A young fluffy couple, both of whom were entirely too overly groomed to be junkin' in an unairconditioned building in 95-degree weather, were sweeping up and down the aisles, noses firmly in the air.  The ridiculously preppy man snidely commented to his ridiculously preppy mate that "this place seems like a horror movie."  And even though I didn't agree with the reasons behind his comment, for the first time ever, there was something horrible about one of my favorite places.  Everything around me was something that had been left behind.
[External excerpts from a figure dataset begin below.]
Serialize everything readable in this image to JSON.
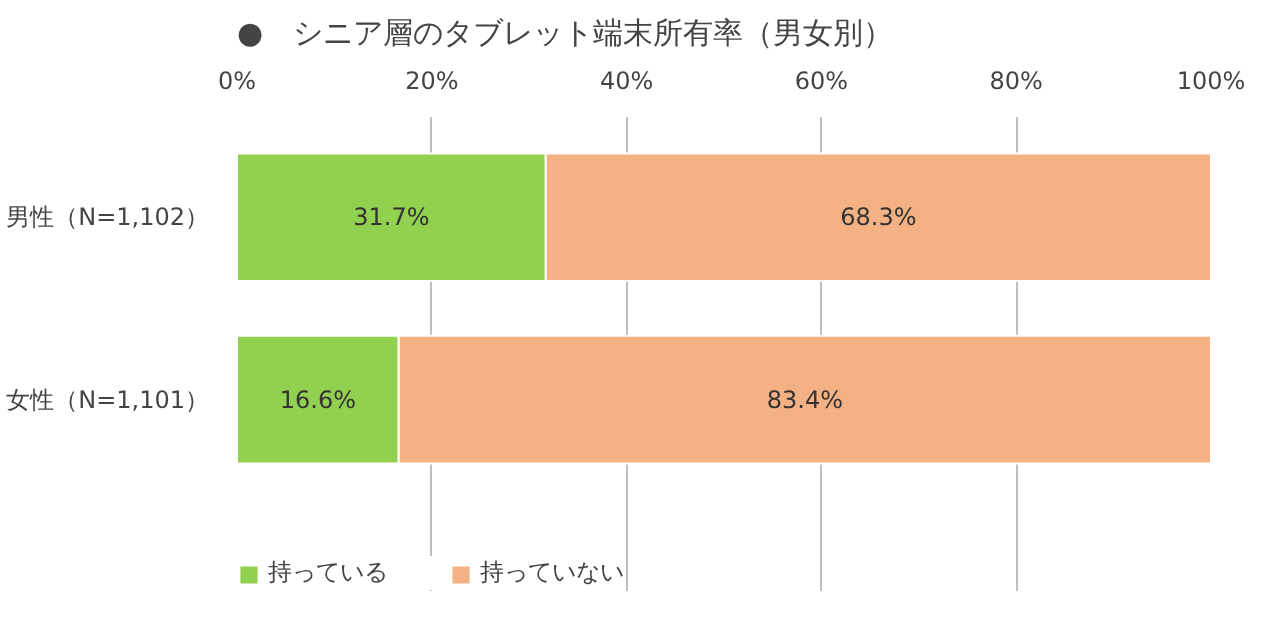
{
  "chart_data": {
    "type": "bar",
    "orientation": "horizontal",
    "stacked": true,
    "title": "●　シニア層のタブレット端末所有率（男女別）",
    "categories": [
      "男性（N=1,102）",
      "女性（N=1,101）"
    ],
    "series": [
      {
        "name": "持っている",
        "color": "#92d050",
        "values": [
          31.7,
          16.6
        ],
        "value_labels": [
          "31.7%",
          "16.6%"
        ]
      },
      {
        "name": "持っていない",
        "color": "#f4b183",
        "values": [
          68.3,
          83.4
        ],
        "value_labels": [
          "68.3%",
          "83.4%"
        ]
      }
    ],
    "xlim": [
      0,
      100
    ],
    "xticks": [
      {
        "value": 0,
        "label": "0%"
      },
      {
        "value": 20,
        "label": "20%"
      },
      {
        "value": 40,
        "label": "40%"
      },
      {
        "value": 60,
        "label": "60%"
      },
      {
        "value": 80,
        "label": "80%"
      },
      {
        "value": 100,
        "label": "100%"
      }
    ],
    "grid": "x",
    "legend": "bottom left"
  }
}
I started thinking about my own house, all the things I treasure, my collection of ceramics from Japan, my bits and bobs of jewelry from various trips, my Fiestaware, all those PEZ I've collected, my own cast iron.  What will happen to it when I'm gone?  I have no one to leave it to, no daughter to teach my grandmother's cornbread recipe and skillet with, no son to whom I can give my grandfather's WWII uniform or the knife my other grandfather made from a bayonet and stacked glass circles from the windshield of a downed Italian plane.  Some day, someone will have to come in, slog through, box up, and all my things will wind up in some rag and bone shop, too.  That old saying from Lamentations came to mind, "Vanity of vanities, all is vanity..."

I forced myself to put the thought away.  I found an interesting and amusing pair of old sunglasses, a purple whisky bottle for my bottle trees.  As I walked out to the vehicle with my purchases, though, I looked at the old bathtubs sitting around the edge of the parking area, and it returned with a vengeance.  I had to look away.